Он замолчал, явно желая, чтобы я спросил его, в чем. Но я тоже молчал, желая усмирить его гордыню. Однако вспышка молнии и раскат грома напомнили мне, что минуты его истекают, и я должен поспешить, если надеюсь спасти его душу.
— В чем же? — спросил я.
Он улыбнулся своей маленькой победе.
— Хорошо, я расскажу вам. Открою секрет дона Хуана. Вам, должно быть, приходилось слышать исповеди несчастных влюбленных?
— Тайна открытого на исповеди…
— Я не спрашиваю вас ни о каких тайнах. Считайте это риторическим вопросом. Своим величайшим счастьем, заставляющим их забывать и о боге, и обо всем остальном, эти влюбленные считают взаимность. А величайшим горем — следующий за этим счастьем разрыв. Для них он даже более болезнен, чем холодность, проявляемая с самого начала и не дающая пищи для ложных надежд… не так ли? Особенно когда он следует внезапно.
— Ну… пожалуй, что так.
— Так вот. Влюбленные — идиоты. Это, впрочем, азбучная истина, но я имею в виду несколько иной ее аспект. Они идиоты, потому что не понимают того, что понял я. Самое лучшее, самое изысканное, самое утонченное удовольствие дона Хуана… то, из-за которого я столь часто менял женщин и никогда не возвращался к прежним, хотя, возможно, многие были бы не прочь… это именно разрыв!
— Хотите сказать, что вам доставляло наслаждение бросать соблазненных вами женщин и тешиться их страданиями?
— Нет-нет! — рассмеялся он. — Все не так примитивно. Вам хочется представлять дона Хуана бессердечным чудовищем, но это не так. На самом деле я любил этих женщин. Любил каждую из них, и пользовался взаимностью. И чем сильнее была любовь — тем острее было наслаждение, когда я сам, по своей воле, разрушал ее. Разрушал сознательно, обдуманно, ни в коем случае не мгновенно — но с каждым шагом, с каждым словом вколачивая гвозди в ее гроб, упиваясь необратимостью своих действий. Да, именно так — оставляй я хоть один шанс на примирение из тысячи, все не имело бы смысла. Финал наступал по-разному… иногда бурные сцены, пару раз на меня даже бросались с кинжалом, иногда — светлая, тихая печаль, иногда — ледяная гордость… Бывало, что я и сам плакал, когда писал последнее письмо, исполненное гнева и презрения — но тем острее было наслаждение, лежащее уже за той гранью, где боль и упоение переходят друг в друга… Отчасти это сродни чувству, какое испытываешь, стоя на краю пропасти и желая прыгнуть вниз — но тут оно еще сильнее. Чувство полета, чувство падения… Романтики, утверждающие, что любовь сильнее смерти, в чем-то правы — в том смысле, что разрушать любовь приятнее, чем жизнь. Я не раз дрался на дуэлях и могу сравнивать.

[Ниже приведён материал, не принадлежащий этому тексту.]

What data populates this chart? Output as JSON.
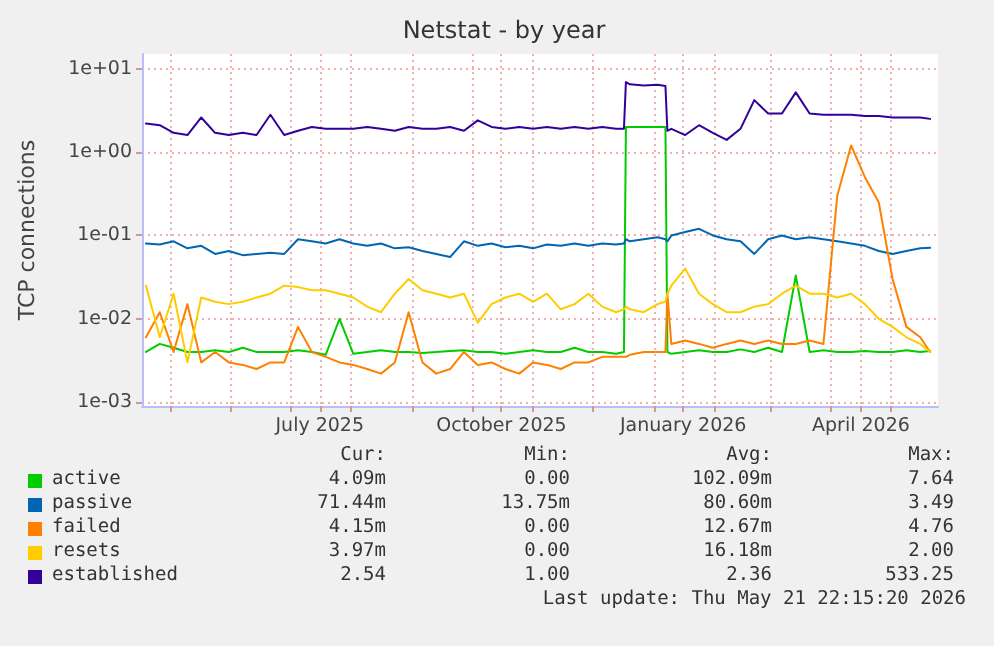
{
  "chart_data": {
    "type": "line",
    "title": "Netstat - by year",
    "ylabel": "TCP connections",
    "x": [
      "2025-04-19",
      "2025-04-26",
      "2025-05-03",
      "2025-05-10",
      "2025-05-17",
      "2025-05-24",
      "2025-05-31",
      "2025-06-07",
      "2025-06-14",
      "2025-06-21",
      "2025-06-28",
      "2025-07-05",
      "2025-07-12",
      "2025-07-19",
      "2025-07-26",
      "2025-08-02",
      "2025-08-09",
      "2025-08-16",
      "2025-08-23",
      "2025-08-30",
      "2025-09-06",
      "2025-09-13",
      "2025-09-20",
      "2025-09-27",
      "2025-10-04",
      "2025-10-11",
      "2025-10-18",
      "2025-10-25",
      "2025-11-01",
      "2025-11-08",
      "2025-11-15",
      "2025-11-22",
      "2025-11-29",
      "2025-12-06",
      "2025-12-13",
      "2025-12-17",
      "2025-12-18",
      "2025-12-20",
      "2025-12-27",
      "2026-01-03",
      "2026-01-07",
      "2026-01-08",
      "2026-01-10",
      "2026-01-17",
      "2026-01-24",
      "2026-01-31",
      "2026-02-07",
      "2026-02-14",
      "2026-02-21",
      "2026-02-28",
      "2026-03-07",
      "2026-03-14",
      "2026-03-21",
      "2026-03-28",
      "2026-04-04",
      "2026-04-11",
      "2026-04-18",
      "2026-04-25",
      "2026-05-02",
      "2026-05-09",
      "2026-05-16",
      "2026-05-21"
    ],
    "series": [
      {
        "name": "active",
        "color": "#00cc00",
        "values": [
          0.004,
          0.005,
          0.0045,
          0.004,
          0.004,
          0.0042,
          0.004,
          0.0045,
          0.004,
          0.004,
          0.004,
          0.0042,
          0.004,
          0.0037,
          0.01,
          0.0038,
          0.004,
          0.0042,
          0.004,
          0.004,
          0.0039,
          0.004,
          0.0041,
          0.0042,
          0.004,
          0.004,
          0.0038,
          0.004,
          0.0042,
          0.004,
          0.004,
          0.0045,
          0.004,
          0.004,
          0.0038,
          0.004,
          2.0,
          2.0,
          2.0,
          2.0,
          2.0,
          0.004,
          0.0038,
          0.004,
          0.0042,
          0.004,
          0.004,
          0.0043,
          0.004,
          0.0045,
          0.004,
          0.033,
          0.004,
          0.0042,
          0.004,
          0.004,
          0.0041,
          0.004,
          0.004,
          0.0042,
          0.004,
          0.0041
        ]
      },
      {
        "name": "passive",
        "color": "#0066b3",
        "values": [
          0.08,
          0.078,
          0.085,
          0.07,
          0.075,
          0.06,
          0.065,
          0.058,
          0.06,
          0.062,
          0.06,
          0.09,
          0.085,
          0.08,
          0.09,
          0.08,
          0.075,
          0.08,
          0.07,
          0.072,
          0.065,
          0.06,
          0.055,
          0.085,
          0.075,
          0.08,
          0.072,
          0.075,
          0.07,
          0.078,
          0.075,
          0.08,
          0.075,
          0.08,
          0.078,
          0.08,
          0.09,
          0.085,
          0.09,
          0.095,
          0.09,
          0.085,
          0.1,
          0.11,
          0.12,
          0.1,
          0.09,
          0.085,
          0.06,
          0.09,
          0.1,
          0.09,
          0.095,
          0.09,
          0.085,
          0.08,
          0.075,
          0.065,
          0.06,
          0.065,
          0.07,
          0.071
        ]
      },
      {
        "name": "failed",
        "color": "#ff8000",
        "values": [
          0.006,
          0.012,
          0.004,
          0.015,
          0.003,
          0.004,
          0.003,
          0.0028,
          0.0025,
          0.003,
          0.003,
          0.008,
          0.004,
          0.0035,
          0.003,
          0.0028,
          0.0025,
          0.0022,
          0.003,
          0.012,
          0.003,
          0.0022,
          0.0025,
          0.004,
          0.0028,
          0.003,
          0.0025,
          0.0022,
          0.003,
          0.0028,
          0.0025,
          0.003,
          0.003,
          0.0035,
          0.0035,
          0.0035,
          0.0035,
          0.0037,
          0.004,
          0.004,
          0.004,
          0.02,
          0.005,
          0.0055,
          0.005,
          0.0045,
          0.005,
          0.0055,
          0.005,
          0.0055,
          0.005,
          0.005,
          0.0055,
          0.005,
          0.3,
          1.2,
          0.5,
          0.25,
          0.03,
          0.008,
          0.006,
          0.004
        ]
      },
      {
        "name": "resets",
        "color": "#ffcc00",
        "values": [
          0.025,
          0.006,
          0.02,
          0.003,
          0.018,
          0.016,
          0.015,
          0.016,
          0.018,
          0.02,
          0.025,
          0.024,
          0.022,
          0.022,
          0.02,
          0.018,
          0.014,
          0.012,
          0.02,
          0.03,
          0.022,
          0.02,
          0.018,
          0.02,
          0.009,
          0.015,
          0.018,
          0.02,
          0.016,
          0.02,
          0.013,
          0.015,
          0.02,
          0.014,
          0.012,
          0.013,
          0.014,
          0.013,
          0.012,
          0.015,
          0.016,
          0.02,
          0.025,
          0.04,
          0.02,
          0.015,
          0.012,
          0.012,
          0.014,
          0.015,
          0.02,
          0.025,
          0.02,
          0.02,
          0.018,
          0.02,
          0.015,
          0.01,
          0.008,
          0.006,
          0.005,
          0.004
        ]
      },
      {
        "name": "established",
        "color": "#330099",
        "values": [
          2.2,
          2.1,
          1.7,
          1.6,
          2.6,
          1.7,
          1.6,
          1.7,
          1.6,
          2.8,
          1.6,
          1.8,
          2.0,
          1.9,
          1.9,
          1.9,
          2.0,
          1.9,
          1.8,
          2.0,
          1.9,
          1.9,
          2.0,
          1.8,
          2.4,
          2.0,
          1.9,
          2.0,
          1.9,
          2.0,
          1.9,
          2.0,
          1.9,
          2.0,
          1.9,
          1.9,
          6.9,
          6.5,
          6.3,
          6.4,
          6.2,
          1.8,
          1.9,
          1.6,
          2.1,
          1.7,
          1.4,
          1.9,
          4.2,
          2.9,
          2.9,
          5.2,
          2.9,
          2.8,
          2.8,
          2.8,
          2.7,
          2.7,
          2.6,
          2.6,
          2.6,
          2.5
        ]
      }
    ],
    "xlim": [
      "2025-04-17",
      "2026-05-25"
    ],
    "xticks": [
      {
        "value": "2025-05-01",
        "label": null
      },
      {
        "value": "2025-06-01",
        "label": null
      },
      {
        "value": "2025-07-01",
        "label": null
      },
      {
        "value": "2025-07-16",
        "label": "July 2025"
      },
      {
        "value": "2025-08-01",
        "label": null
      },
      {
        "value": "2025-09-01",
        "label": null
      },
      {
        "value": "2025-10-01",
        "label": null
      },
      {
        "value": "2025-10-16",
        "label": "October 2025"
      },
      {
        "value": "2025-11-01",
        "label": null
      },
      {
        "value": "2025-12-01",
        "label": null
      },
      {
        "value": "2026-01-01",
        "label": null
      },
      {
        "value": "2026-01-16",
        "label": "January 2026"
      },
      {
        "value": "2026-02-01",
        "label": null
      },
      {
        "value": "2026-03-01",
        "label": null
      },
      {
        "value": "2026-04-01",
        "label": null
      },
      {
        "value": "2026-04-16",
        "label": "April 2026"
      },
      {
        "value": "2026-05-01",
        "label": null
      }
    ],
    "ylim": [
      0.0009,
      15
    ],
    "yticks": [
      {
        "value": 0.001,
        "label": "1e-03"
      },
      {
        "value": 0.01,
        "label": "1e-02"
      },
      {
        "value": 0.1,
        "label": "1e-01"
      },
      {
        "value": 1,
        "label": "1e+00"
      },
      {
        "value": 10,
        "label": "1e+01"
      }
    ],
    "log": "y",
    "grid": true,
    "legend": "bottom",
    "marker": "none",
    "line_style": "solid",
    "annotations": [
      "Cur:",
      "Min:",
      "Avg:",
      "Max:",
      "4.09m",
      "0.00",
      "102.09m",
      "7.64",
      "71.44m",
      "13.75m",
      "80.60m",
      "3.49",
      "4.15m",
      "0.00",
      "12.67m",
      "4.76",
      "3.97m",
      "0.00",
      "16.18m",
      "2.00",
      "2.54",
      "1.00",
      "2.36",
      "533.25",
      "Last update: Thu May 21 22:15:20 2026"
    ]
  }
}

— Подождите, вы хотите сказать, что вам нравилось именно уничтожать любовь? Или же вы находили наслаждение в том, чтобы страдать лично?
— Нет. Не то и не другое. Карьера мученика меня никогда не привлекала, я же говорю, что был плохим христианином…

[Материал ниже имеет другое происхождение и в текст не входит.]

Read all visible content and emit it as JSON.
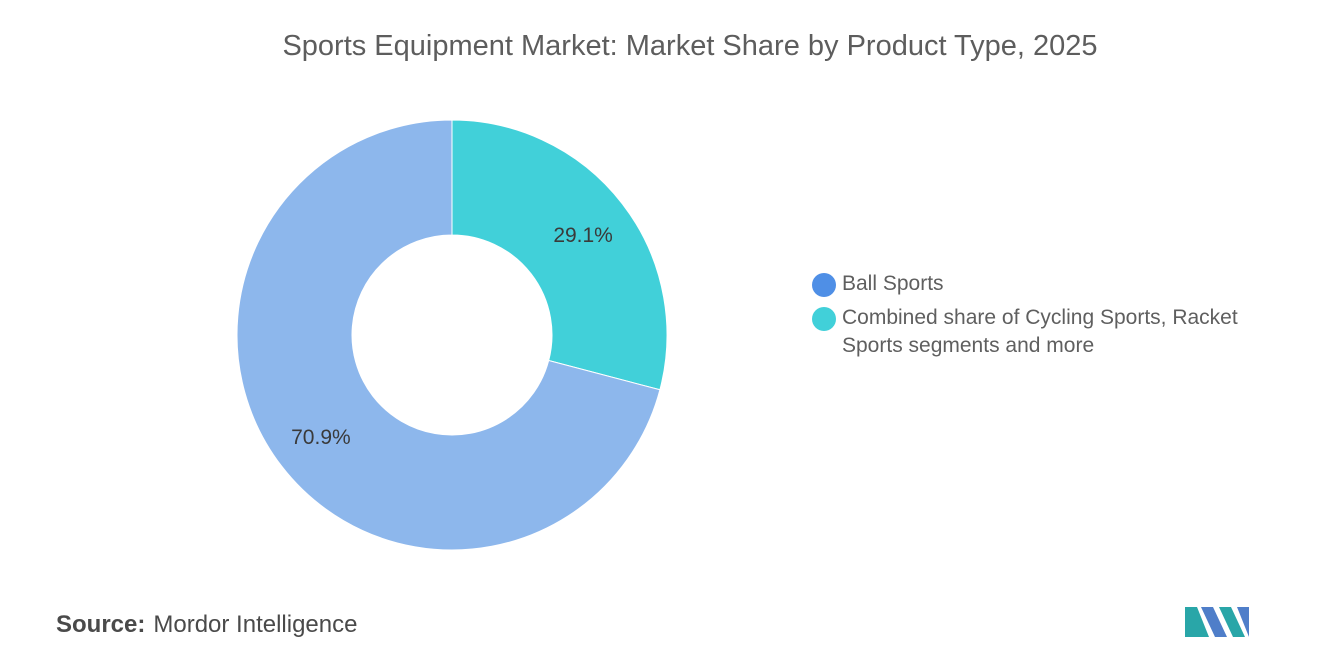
{
  "title": "Sports Equipment Market: Market Share by Product Type, 2025",
  "source": {
    "label": "Source:",
    "value": "Mordor Intelligence"
  },
  "logo": {
    "name": "mordor-intelligence-logo"
  },
  "colors": {
    "ball_sports": "#8db7ec",
    "combined": "#41d0d9",
    "legend_ball": "#4f8fe6",
    "logo_teal": "#29a6a8",
    "logo_blue": "#4f7ec9"
  },
  "chart_data": {
    "type": "pie",
    "donut": true,
    "title": "Sports Equipment Market: Market Share by Product Type, 2025",
    "legend_position": "right",
    "series": [
      {
        "name": "Ball Sports",
        "value": 70.9,
        "label": "70.9%"
      },
      {
        "name": "Combined share of Cycling Sports, Racket Sports segments and more",
        "value": 29.1,
        "label": "29.1%"
      }
    ]
  }
}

— Не кощунствуйте, — строго прервал его я, — смешивать святых мучеников с искателями греховных услад…
— Да полноте, неужто ваш бог так слаб, что не может постоять за себя сам и нуждается в вашей защите? — ответил этот нечестивец, и тут же за окном сверкнула очередная молния и загрохотал гром. Однако даже столь явное знамение не смутило его, и он продолжал: — Я никому не позволил бы — и не позволял — причинить мне страдание. Мне не раз бросали вызов соперники, и я ни разу не отступил. Я сражался и побеждал. С другой стороны, хотя я неоднократно разрушал чужую любовь, завоевывая женщину для себя, мне это тоже не доставляло особого наслаждения. Не хочу сказать, что мне это было вовсе неприятно, но — то была лишь мелкая тактическая победа, необходимый шаг к главной цели. Главное же наслаждение заключалось в том, чтобы самому, по собственной воле и без всякого принуждения со стороны людей или обстоятельств, разрушить собственную любовь. Разрушить до того, как она пойдет на спад естественным путем — ибо, разумеется, вечная любовь бывает только в глупых стихах, которых я, впрочем, сочинил немало — оружие не менее действенное, чем шпага…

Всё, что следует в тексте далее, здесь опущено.